Le ministre de l’Éducation, Édouard Geffray, a assuré le 9 juillet 2026 que la rentrée scolaire se ferait avec un nombre suffisant d’enseignants, en attribuant cette amélioration à la réforme du concours. Les syndicats jugent toutefois ce constat prématuré, en raison notamment de la période transitoire ouverte entre les concours à bac+3 et à bac+5.
"Nous aurons assez de professeurs" à la rentrée 2026, a déclaré Édouard Geffray, en mettant en avant "l’effet très net" de la réforme sur l’attractivité du métier. Le ministre a toutefois nuancé cette affirmation en rappelant qu’il ne pouvait pas garantir qu’un professeur absent serait remplacé "dans les deux heures". Sur environ 25 000 postes proposés dans le premier degré, qui regroupe les écoles maternelles et primaires, et dans le second degré, qui concerne les collèges et lycées, 24 351 ont été pourvus cette année à l’issue des concours externes. Ces concours étaient accessibles, pour la première fois, à partir de bac+3.
Des recrutements en hausse par rapport à 2025
Selon Édouard Geffray, 24 000 candidats ont été admis cette année, contre 16 000 l’an dernier, soit "49 % de recrutement en plus" pour "40 % de places en plus". Le ministre y voit "une différence extrêmement notable" avec 2025, année où 16 311 candidats avaient été admis pour 17 800 postes proposés.
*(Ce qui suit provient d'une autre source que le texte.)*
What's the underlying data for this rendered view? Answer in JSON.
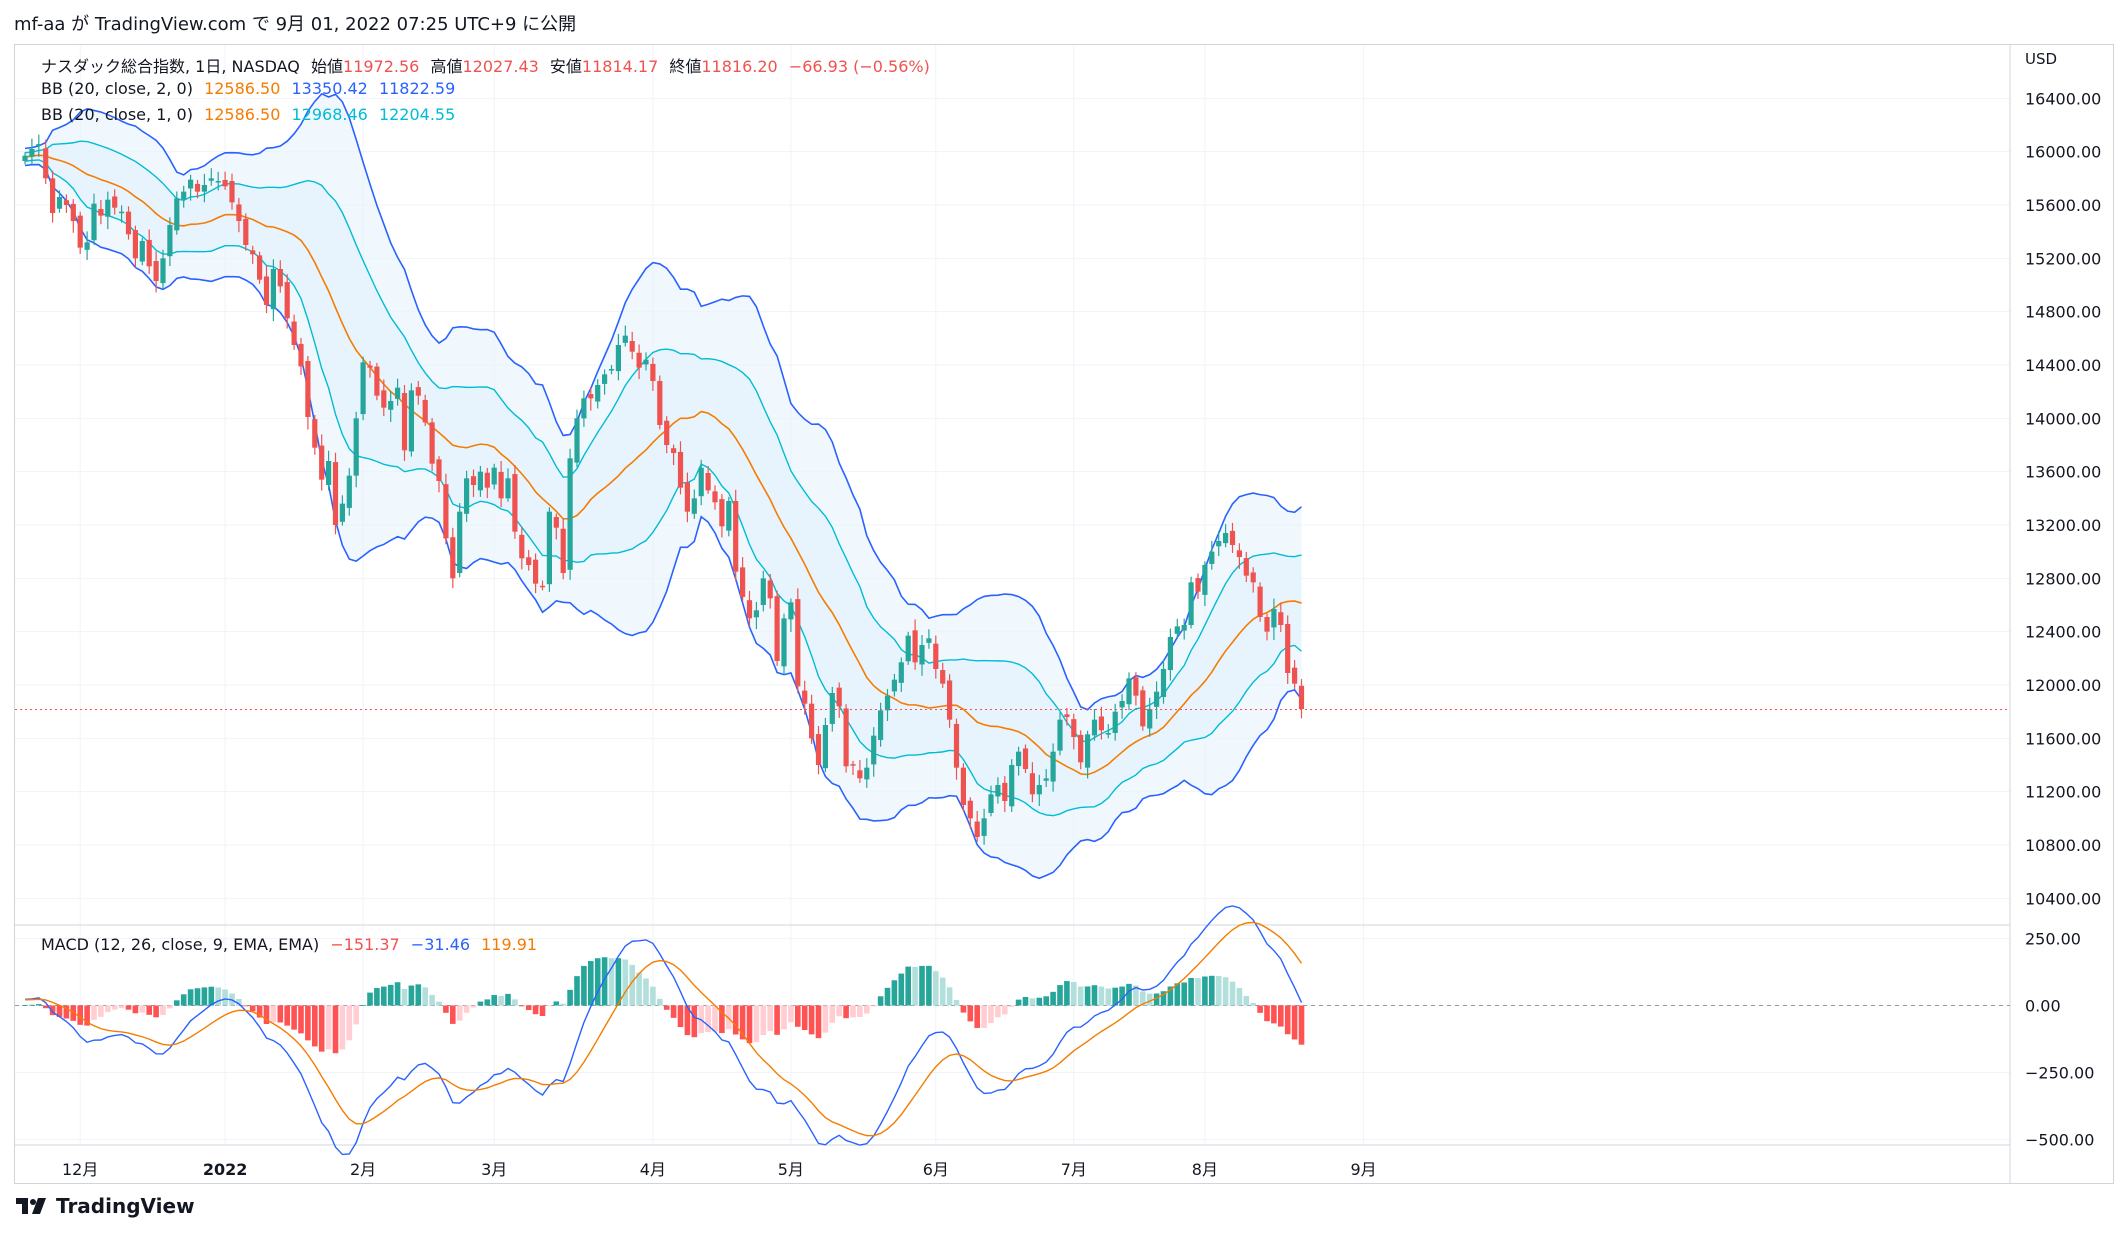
{
  "header": {
    "published": "mf-aa が TradingView.com で 9月 01, 2022 07:25 UTC+9 に公開"
  },
  "legend": {
    "main": {
      "name": "ナスダック総合指数, 1日, NASDAQ",
      "o_label": "始値",
      "o": "11972.56",
      "h_label": "高値",
      "h": "12027.43",
      "l_label": "安値",
      "l": "11814.17",
      "c_label": "終値",
      "c": "11816.20",
      "chg": "−66.93 (−0.56%)"
    },
    "bb2": {
      "name": "BB (20, close, 2, 0)",
      "basis": "12586.50",
      "upper": "13350.42",
      "lower": "11822.59"
    },
    "bb1": {
      "name": "BB (20, close, 1, 0)",
      "basis": "12586.50",
      "upper": "12968.46",
      "lower": "12204.55"
    },
    "macd": {
      "name": "MACD (12, 26, close, 9, EMA, EMA)",
      "hist": "−151.37",
      "macd": "−31.46",
      "signal": "119.91"
    }
  },
  "footer": {
    "brand": "TradingView"
  },
  "chart_data": [
    {
      "type": "candlestick",
      "currency": "USD",
      "ylim": [
        10200,
        16800
      ],
      "price_ticks": [
        16400,
        16000,
        15600,
        15200,
        14800,
        14400,
        14000,
        13600,
        13200,
        12800,
        12400,
        12000,
        11600,
        11200,
        10800,
        10400
      ],
      "price_tick_labels": [
        "16400.00",
        "16000.00",
        "15600.00",
        "15200.00",
        "14800.00",
        "14400.00",
        "14000.00",
        "13600.00",
        "13200.00",
        "12800.00",
        "12400.00",
        "12000.00",
        "11600.00",
        "11200.00",
        "10800.00",
        "10400.00"
      ],
      "last_close": 11816.2,
      "x_labels": [
        {
          "label": "12月",
          "index": 8
        },
        {
          "label": "2022",
          "index": 29
        },
        {
          "label": "2月",
          "index": 49
        },
        {
          "label": "3月",
          "index": 68
        },
        {
          "label": "4月",
          "index": 91
        },
        {
          "label": "5月",
          "index": 111
        },
        {
          "label": "6月",
          "index": 132
        },
        {
          "label": "7月",
          "index": 152
        },
        {
          "label": "8月",
          "index": 171
        },
        {
          "label": "9月",
          "index": 194
        }
      ],
      "closes": [
        15970,
        16020,
        16057,
        15800,
        15540,
        15660,
        15600,
        15480,
        15280,
        15320,
        15610,
        15520,
        15640,
        15580,
        15550,
        15380,
        15200,
        15330,
        15140,
        15030,
        15200,
        15450,
        15650,
        15700,
        15790,
        15700,
        15750,
        15800,
        15780,
        15740,
        15620,
        15480,
        15300,
        15230,
        15040,
        14850,
        15120,
        14990,
        14750,
        14550,
        14390,
        14010,
        13780,
        13540,
        13680,
        13200,
        13360,
        13570,
        14000,
        14420,
        14380,
        14170,
        14080,
        14130,
        14230,
        13760,
        14210,
        14170,
        13970,
        13660,
        13530,
        13100,
        12800,
        13300,
        13550,
        13500,
        13600,
        13480,
        13630,
        13400,
        13550,
        13150,
        12950,
        12900,
        12760,
        12740,
        13300,
        13180,
        12840,
        13700,
        14000,
        14150,
        14150,
        14250,
        14330,
        14370,
        14550,
        14620,
        14500,
        14380,
        14440,
        14280,
        13950,
        13800,
        13740,
        13480,
        13300,
        13400,
        13630,
        13460,
        13370,
        13190,
        13380,
        12850,
        12660,
        12500,
        12560,
        12800,
        12650,
        12180,
        12500,
        12620,
        11990,
        11860,
        11600,
        11400,
        11700,
        11940,
        11840,
        11390,
        11400,
        11300,
        11380,
        11620,
        11810,
        11920,
        12040,
        12170,
        12370,
        12170,
        12300,
        12350,
        12120,
        12010,
        11740,
        11380,
        11100,
        11000,
        10860,
        11000,
        11180,
        11250,
        11130,
        11400,
        11500,
        11370,
        11180,
        11250,
        11300,
        11500,
        11740,
        11760,
        11610,
        11420,
        11630,
        11740,
        11660,
        11640,
        11800,
        11880,
        12050,
        11920,
        11690,
        11820,
        11950,
        12120,
        12360,
        12440,
        12450,
        12770,
        12700,
        12900,
        13000,
        13080,
        13140,
        13050,
        12960,
        12820,
        12770,
        12510,
        12400,
        12570,
        12450,
        12090,
        12010,
        11820
      ]
    },
    {
      "type": "macd",
      "ylim": [
        -520,
        300
      ],
      "ticks": [
        250,
        0,
        -250,
        -500
      ],
      "tick_labels": [
        "250.00",
        "0.00",
        "−250.00",
        "−500.00"
      ],
      "last": {
        "hist": -151.37,
        "macd": -31.46,
        "signal": 119.91
      }
    }
  ],
  "colors": {
    "up": "#26a69a",
    "down": "#ef5350",
    "bb2": "#2962ff",
    "bb1": "#00bcd4",
    "basis": "#f57c00",
    "fill": "#e3f2fd",
    "macd": "#2962ff",
    "signal": "#f57c00"
  }
}
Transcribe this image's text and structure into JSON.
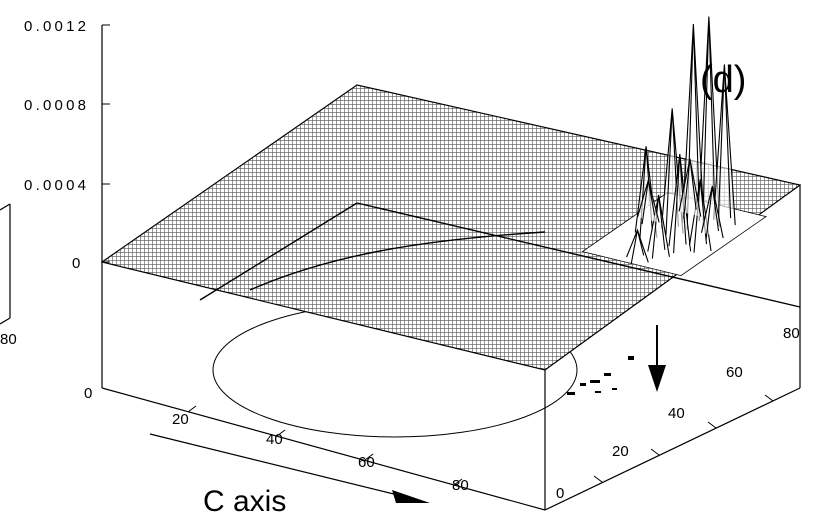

Le ministère précise que le taux de postes pourvus atteint :
La situation s’améliore également dans certaines disciplines qui connaissaient jusque-là un nombre important de postes non pourvus, notamment les mathématiques, la physique-chimie, les lettres modernes et l’allemand. Édouard Geffray a aussi souligné que des académies chroniquement déficitaires en enseignants, comme Créteil et Mayotte, étaient cette année intégralement pourvues.
Un concours désormais accessible à bac+3
Mise en place cette année pour répondre à la crise du recrutement, la réforme du concours enseignant a avancé le concours à la fin de la licence, avec l’objectif d’élargir le vivier de candidats. Jusqu’à l’an dernier, les aspirants professeurs, dans le premier comme dans le second degré, ne pouvaient se présenter qu’après un master, à bac+5. Cette année, une double session a été organisée : les nouveaux concours à bac+3 ont coexisté avec les concours à bac+5 déjà en place. Ce système transitoire doit se poursuivre jusqu’en 2027, avant la disparition définitive du concours à bac+5 en 2028.
La grande majorité des admis l’ont été au niveau bac+3, selon le ministère. Ils intégreront en septembre un Master enseignement et éducation, le M2E, formation professionnalisante de deux ans et rémunérée. Le ministre a rejeté l’idée d’un concours "bradé". "La moyenne des notes s’améliore dans la quasi totalité des concours", a-t-il assuré.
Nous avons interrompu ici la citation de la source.